Segundo o INSS de Alagoas, para quem tem senha no aplicativo, a convocação pode aparecer exclusivamente na plataforma, e os demais beneficiários deveriam ser comunicados por outros meios, como carta, e-mail ou SMS. Mas, na prática, vários relatos apontam que a única notificação recebida foi dentro do Meu INSS.

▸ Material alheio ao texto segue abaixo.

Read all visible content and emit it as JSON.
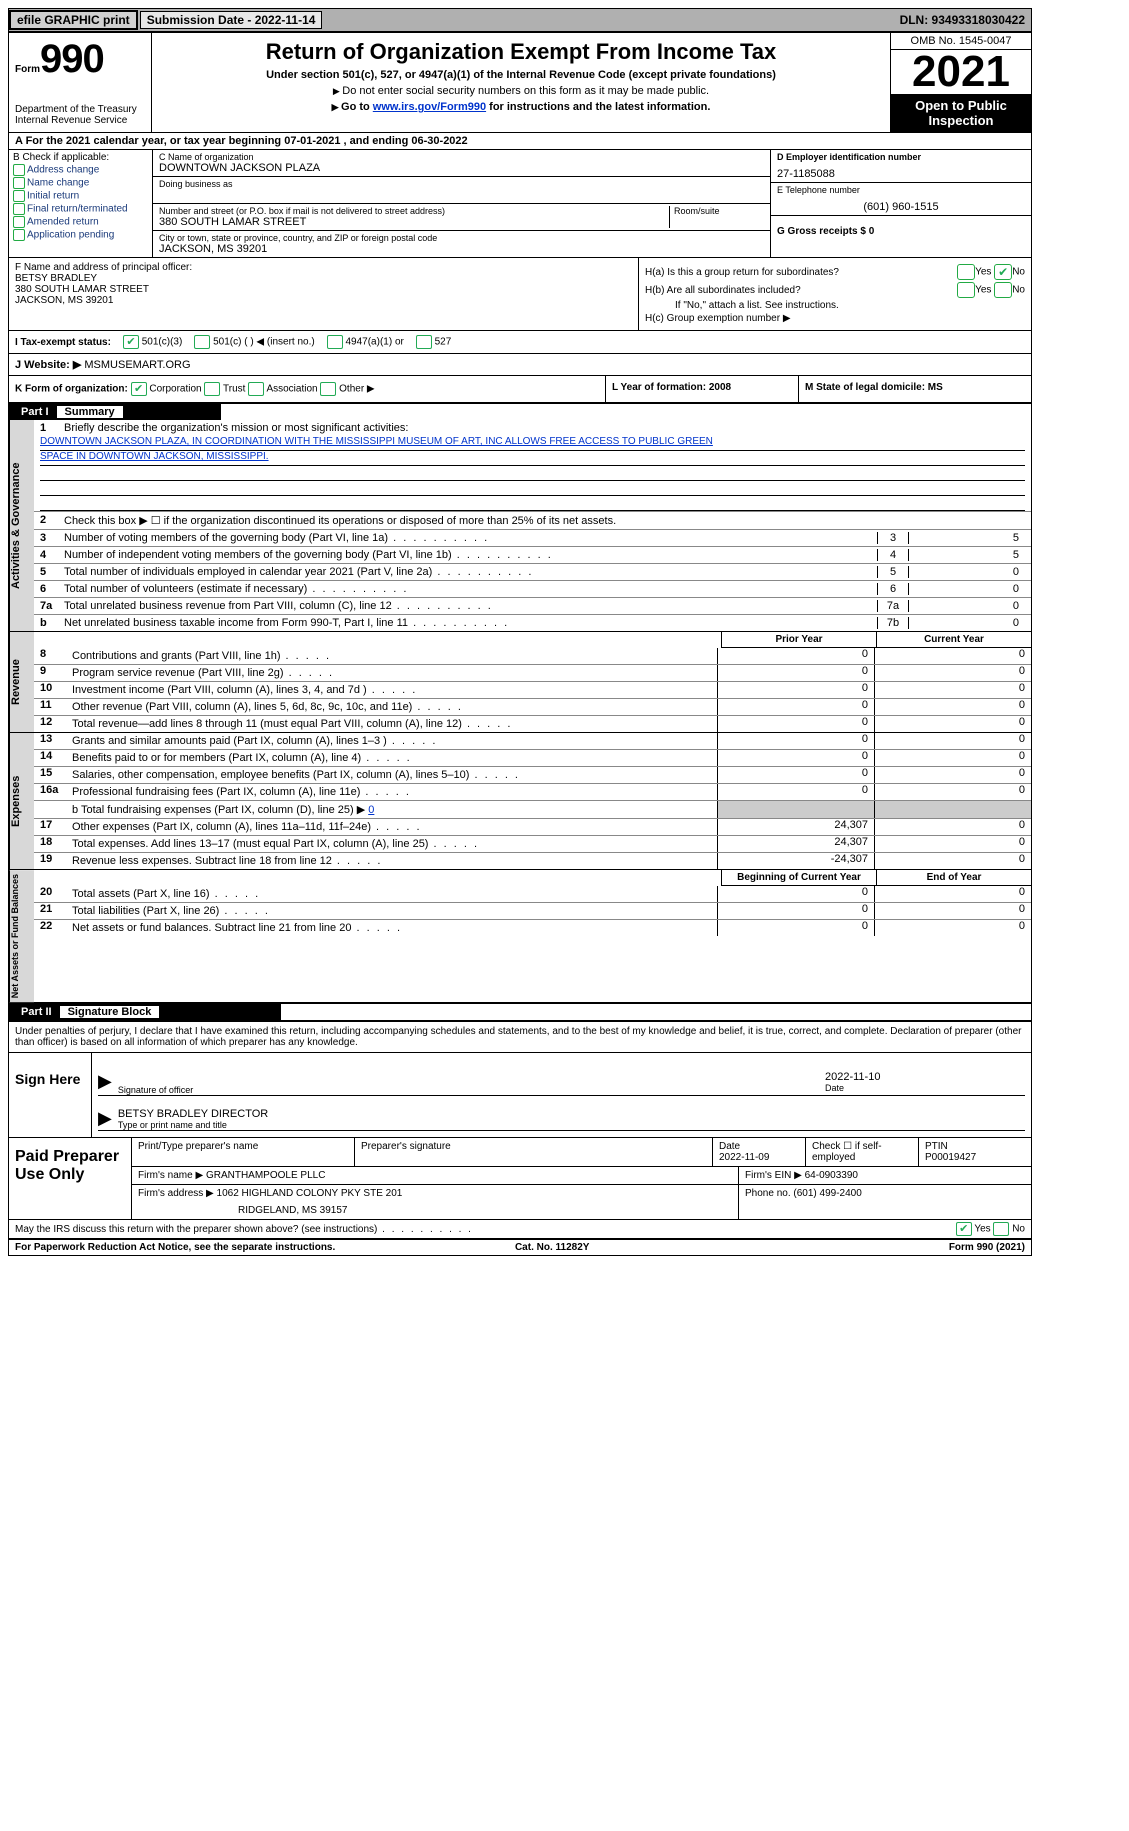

O que dizem as normas oficiais

O processo de reavaliação dos benefícios do BPC foi anunciado oficialmente pelo INSS em cartilha publicada em outubro de 2024, quando o órgão informou que o cruzamento de dados seria intensificado e que seriam realizadas revisões médicas e sociais para verificação das condições que garantem o direito ao benefício. Além disso, uma portaria conjunta do Ministério do Desenvolvimento Social e do INSS, publicada em julho de 2024, estabeleceu a obrigatoriedade de atualização cadastral no CadÚnico a cada 48 meses.

Segundo as normas, os beneficiários deveriam ser notificados por diferentes canais, incluindo o aplicativo Meu INSS, carta com aviso de recebimento, SMS, e-mail e mensagens no extrato bancário. No entanto, os relatos apontam falhas significativas nesse processo de comunicação.

O INSS também divulgou que, caso o beneficiário perca o prazo para atualização, o pagamento pode ser suspenso, mas há possibilidade de reativação e recebimento dos valores retroativos após regularização.

Falta de assistência agrava cenário


Para famílias que já enfrentam dificuldades financeiras, como as atendidas pelo BPC, a burocracia e a comunicação falha impõem barreiras adicionais. A exigência de que o beneficiário acompanhe regularmente o aplicativo, mesmo sem ter recebido outros tipos de aviso, acaba penalizando justamente aqueles que mais precisam de assistência do Estado.

A situação é ainda mais preocupante para pessoas com deficiência que dependem do benefício para despesas básicas e que, como no caso das crianças autistas, são submetidas a reavaliações questionáveis de condições permanentes.

O que o beneficiário pode fazer:


Os beneficiários devem acessar regularmente o aplicativo Meu INSS para verificar possíveis pendências. Caso o sistema esteja indisponível, é recomendado tentar contato com a Central 135 ou comparecer diretamente ao CRAS mais próximo. Mesmo sem ter recebido carta ou SMS, é importante atualizar o Cadastro Único no CRAS para evitar bloqueios no benefício.

Também é necessário verificar com frequência as mensagens no extrato bancário e no site do Meu INSS. Em caso de dificuldades para resolver a situação, a orientação é buscar apoio jurídico especializado ou procurar a defensoria pública. No entanto, é importante destacar que, apesar de ser uma alternativa gratuita, o atendimento pela defensoria pode ser demorado devido à quantidade limitada de defensores disponíveis. Para quem depende do benefício como única fonte de renda, a espera prolongada não é viável, já que a urgência na resolução é fundamental para garantir a sobrevivência e a manutenção das despesas básicas.